Quelles sont les conséquences de cette décision ?

Aujourd’hui c’est l’autorité autrichienne qui a rendu cette décision, demain d’autres pays de l’Union Européenne pourraient rendre une décision similaire et contraindre ainsi Google à changer sa politique de protection des données personnelles.
D’autant que l’autorité autrichienne peut compter sur l’appui du Comité européen de la protection des données dans ses accusations, ce dernier estimant que l’infraction au RGPD est bel et bien caractérisée.
Si ces affaires venaient à déboucher sur des amendes ou des sanctions d’envergures, les éditeurs inquiétés pourraient se retourner contre les géants du numérique et notamment Google, responsables de ces services gratuits à cause desquels le fonctionnement de leurs sites et services se retrouve dans l’illégalité.
Pour le moment aucune sanction pécuniaire n’a été prononcée, mais cela pourrait être le cas.
En effet, il faut garder à l’esprit que le RGPD prévoit des sanctions pouvant aller jusqu’à 20 millions d’euros ou 4% du chiffre d’affaires annuel mondial de l’entreprise en question.

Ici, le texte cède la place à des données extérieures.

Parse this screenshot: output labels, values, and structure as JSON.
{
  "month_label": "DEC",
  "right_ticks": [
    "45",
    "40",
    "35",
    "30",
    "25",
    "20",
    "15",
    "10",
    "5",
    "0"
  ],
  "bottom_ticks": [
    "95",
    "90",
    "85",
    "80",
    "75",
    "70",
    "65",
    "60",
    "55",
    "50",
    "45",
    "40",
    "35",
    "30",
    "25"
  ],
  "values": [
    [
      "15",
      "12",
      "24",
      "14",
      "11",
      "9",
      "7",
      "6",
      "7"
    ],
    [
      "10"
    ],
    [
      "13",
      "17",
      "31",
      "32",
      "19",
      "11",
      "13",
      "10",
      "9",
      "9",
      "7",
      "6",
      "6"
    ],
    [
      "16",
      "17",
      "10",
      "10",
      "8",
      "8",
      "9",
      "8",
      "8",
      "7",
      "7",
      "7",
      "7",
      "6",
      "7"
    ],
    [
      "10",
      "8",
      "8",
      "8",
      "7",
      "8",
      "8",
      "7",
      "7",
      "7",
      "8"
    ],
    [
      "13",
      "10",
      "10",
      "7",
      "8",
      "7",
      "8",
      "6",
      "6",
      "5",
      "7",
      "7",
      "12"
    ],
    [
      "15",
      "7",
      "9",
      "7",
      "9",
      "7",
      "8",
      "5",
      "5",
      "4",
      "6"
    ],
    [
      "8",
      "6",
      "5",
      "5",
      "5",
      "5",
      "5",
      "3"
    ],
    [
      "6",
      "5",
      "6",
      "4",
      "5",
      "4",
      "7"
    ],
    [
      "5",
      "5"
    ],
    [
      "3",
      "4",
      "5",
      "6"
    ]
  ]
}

D’autant que Google n’en est pas à son coup d’essai puisque très récemment en date du 31 décembre 2021, la CNIL a sanctionné l’entreprise américaine pour un montant total de 150 millions d’euros, parce qu’il n’était pas permis aux utilisateurs de google.fr entre autres de refuser les cookies aussi facilement que de les accepter, alors que la règlementation européenne impose ce parallélisme en la matière.

Il est à noter qu’en 2019, la CNIL avait également infligé une sanction administrative de 50 millions d’euros à Google pour violation de la loi RGPD, la peine avait été confirmée en juin 2020, par le Conseil d’Etat.
Trois manquements par Google, avaient été identifiés :
- Manque de transparence, en effet, les informations fournies par Google n’était pas « aisément accessibles pour les utilisateurs » ;
- Une information insatisfaisante qui n’est pas « toujours claire et compréhensible » ;
- Une absence de consentement valable pour la personnalisation de la publicité.

Il est donc aujourd’hui devenu de plus en plus difficile voire impossible que les GAFAM passent sous les radars du respect de la protection des données personnelles, notamment sous l’impulsion d’ONG du type NOYBE sous l’influence de son créateur Maximilien Schrems.

Ces entités géantes devront prendre en compte ce nouveau paramètre et se conformer ainsi avec la règlementation en vigueur.